573 Who calls me villain, breaks my pate across,
574 Plucks off my beard and blows it in my face,
575 Tweaks me by the nose, gives me the lie i’the’throat
576 As deep as to the lungs-who does me this?
577 Ha!
578 ‘Swounds, I should take it: for it cannot be
579 But I am pigeon-liver’d and lack gall
580 To make oppression bitter, or ere this
581 I should ha’fatted all the region kites
582 With this slave’s offal. Bloody, bawdy villain!
583 Remorseless, treacherous, lecherous, kindless villain!
584 Why, what an ass am I! This is most brave,
585 That I, the son of a dear father murder’d
586 Prompted to my revenge by heaven and hell,
587 Must like a whore unpack my heart with words
588 And fall a-cursing like a very drab,
589 A scullion! Fie upon’t! Foh!
590 About, my brains. Hum—I have heard
591 That guilty creatures sitting at a play
592 Have, by the very cunning of the scene,
593 Been struck so the soul that presently
594 They have proclaim’d their malefactions.

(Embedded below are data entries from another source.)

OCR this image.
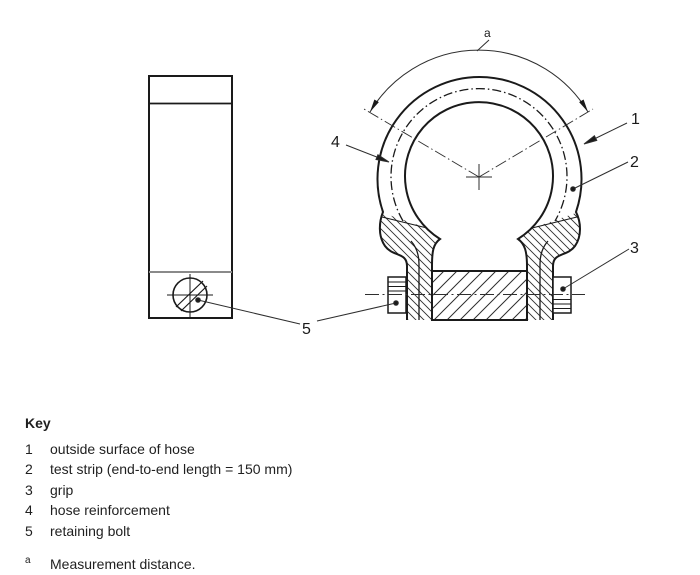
a
1
2
3
4
5
Key
1	outside surface of hose
2	test strip (end-to-end length = 150 mm)
3	grip
4	hose reinforcement
5	retaining bolt
a	Measurement distance.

595 For murder, though it have no tongue, will speak
596 With most miraculous organ. I’ll have these players
597 Play something like the murder of my father
598 Before mine uncle. I’ll observe his looks:
599 I’ll tent him to the quick. If a do blench,
600 I know my course. The spirit that I have seen
601 May be a devil, and the devil hath power
602 T’assume a pleasing shape, yea, and perhaps,
603 Out of my weakness and my melancholy
604 As he is very potent with such spirits,
605 Abuses me to damn me. I’ll have grounds
606 More relative than this. The play’s the thing
607 Wherein I’ll catch the conscience of the King.